Children's Theatre for Children's Theatre
Recently I spent a happy day doing two performances of my MAGIC AND MUSIC SHOW at The Egg, a delightful 125 seater in Bath. It is part of the Theatre Royal and only hosts shows for children to see and shows for children to perform in. It is a theatre space designed exclusively for children. It offers drama classes too, and has a thriving café, frequented by parents and children. My performances – like most performed there – sold out, which was very pleasing. The seat price was a sensible £8. The maths shows that The Egg could never be run independently as a self-supporting venture, without substantial funding; some of its costs are presumably absorbed within the Theatre Royal’s total budget, and project funding presumably subsidises some of the shows.

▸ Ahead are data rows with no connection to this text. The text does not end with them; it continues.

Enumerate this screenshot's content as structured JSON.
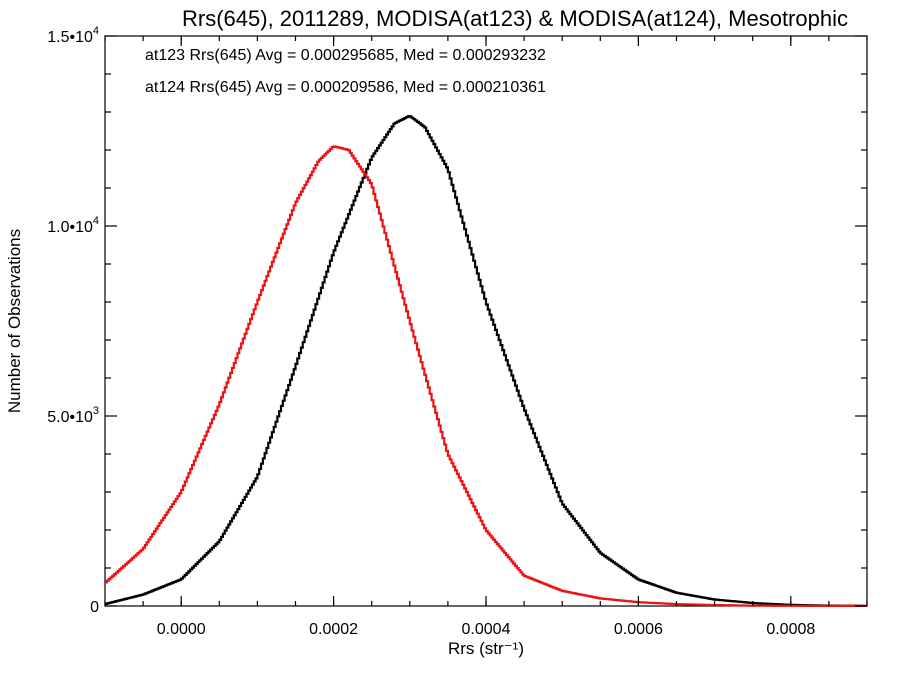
{
  "chart_data": {
    "type": "line",
    "title": "Rrs(645), 2011289, MODISA(at123) & MODISA(at124), Mesotrophic",
    "xlabel": "Rrs (str⁻¹)",
    "ylabel": "Number of Observations",
    "xlim": [
      -0.0001,
      0.0009
    ],
    "ylim": [
      0,
      15000
    ],
    "xticks": [
      {
        "value": 0.0,
        "label": "0.0000"
      },
      {
        "value": 0.0002,
        "label": "0.0002"
      },
      {
        "value": 0.0004,
        "label": "0.0004"
      },
      {
        "value": 0.0006,
        "label": "0.0006"
      },
      {
        "value": 0.0008,
        "label": "0.0008"
      }
    ],
    "yticks": [
      {
        "value": 0,
        "mant": "0",
        "exp": ""
      },
      {
        "value": 5000,
        "mant": "5.0•10",
        "exp": "3"
      },
      {
        "value": 10000,
        "mant": "1.0•10",
        "exp": "4"
      },
      {
        "value": 15000,
        "mant": "1.5•10",
        "exp": "4"
      }
    ],
    "grid": false,
    "legend_position": "top-left",
    "annotations": [
      {
        "text": "at123 Rrs(645) Avg = 0.000295685, Med = 0.000293232",
        "color": "#000000"
      },
      {
        "text": "at124 Rrs(645) Avg = 0.000209586, Med = 0.000210361",
        "color": "#ee1111"
      }
    ],
    "series": [
      {
        "color": "#000000",
        "x": [
          -0.0001,
          -5e-05,
          0.0,
          5e-05,
          0.0001,
          0.00015,
          0.0002,
          0.00025,
          0.00028,
          0.0003,
          0.00032,
          0.00035,
          0.0004,
          0.00045,
          0.0005,
          0.00055,
          0.0006,
          0.00065,
          0.0007,
          0.00075,
          0.0008,
          0.00085,
          0.0009
        ],
        "y": [
          50,
          300,
          700,
          1700,
          3400,
          6300,
          9300,
          11800,
          12700,
          12900,
          12600,
          11500,
          8000,
          5200,
          2700,
          1400,
          700,
          350,
          170,
          80,
          30,
          10,
          5
        ]
      },
      {
        "color": "#ee1111",
        "x": [
          -0.0001,
          -5e-05,
          0.0,
          5e-05,
          0.0001,
          0.00015,
          0.00018,
          0.0002,
          0.00022,
          0.00025,
          0.0003,
          0.00035,
          0.0004,
          0.00045,
          0.0005,
          0.00055,
          0.0006,
          0.00065,
          0.0007,
          0.00075,
          0.0008,
          0.00085,
          0.0009
        ],
        "y": [
          600,
          1500,
          3000,
          5300,
          8000,
          10600,
          11700,
          12100,
          12000,
          11100,
          7500,
          4000,
          2000,
          800,
          400,
          200,
          100,
          50,
          25,
          10,
          5,
          3,
          2
        ]
      }
    ]
  }
}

In an ideal world, every regional or touring theatre would have its own children’s theatre alongside, perhaps smaller than the adult theatre, but no less important. To keep the seat price low (to bring in the school parties and families) it would need as much if not more funding than its grown-up counterpart. It would have two auditoria – a conventional space and a smaller flexible space, offering year-round entertainment for all ages. Its actors and staff would be paid the same as those working in the adult theatre. Critics would review all the shows in the belief that theatre for children is as important as – perhaps more important than – adult theatre. To supply the demand for more children’s theatre practitioners, universities and drama schools would introduce many more courses in writing, acting and directing for children. And as the amount of work increases, the profile of the work rises and the value of the work in our industry becomes more recognised.
Sounds like cloud cuckoo land. But it’s worth having a dream!
Some people, however – even some children’s theatre practitioners – would argue that we don’t really need theatres dedicated only to children, because they might lead to the work becoming ‘ghetto-ised’, rather than accepted as part of mainstream theatre. Their argument would be that the status of children’s theatre would best be improved by including it as an integral part of every theatre’s programming, rather than keeping it separate.
I have sympathy with this view, but many, maybe most, theatres are not ideal places for children to see a performance. I have always felt that it is unfair and potentially counter-productive when a five-year-old’s first ever experience of theatre is from way back in the back row of the upper circle at a large venue like the Bristol Hippodrome. And most theatre seats are unsuitable for children. They tip up, sometimes providing much more fun than the play, or effectively trapping the child in a jack-knife grip. Most theatre auditoria are not raked sufficiently to give every child a good view.
No, the idea of theatres specially designed for children is appealing. And it does seem surprising – scandalous to some of us – that in the UK we have so few of them. Polka and Unicorn are splendid examples, but both are in London. The aforementioned Egg is in Bath, and Playbox is in Warwick. That’s about it (though I’d be happy to be proved wrong!).
In America the situation is only marginally better. There are some splendid children’s theatre buildings, for example in Minneapolis, Seattle, Dallas and Bethesda. The most exciting of all is in North Carolina. I’m just back from a visit to Charlotte, where, two years ago, the 60 year-old Children’s Theatre Company opened their wonderful new building called IMAGINON. It combines a children’s theatre (with two auditoria) with a fabulous children’s library. It offers schools and families a double whammy visit to the world of story. Events in the library tie in with the plays on view in the theatres. Some staff work for both the theatre and the library. All sorts of drama workshops are offered. Teens have their own chill-out space and an innovative animation studio in which to experiment. It’s an amazing facility, so impressive that nobody could dismiss it as a ‘ghetto’, rather proclaim it as a model that should be admired, envied and hopefully imitated world-wide.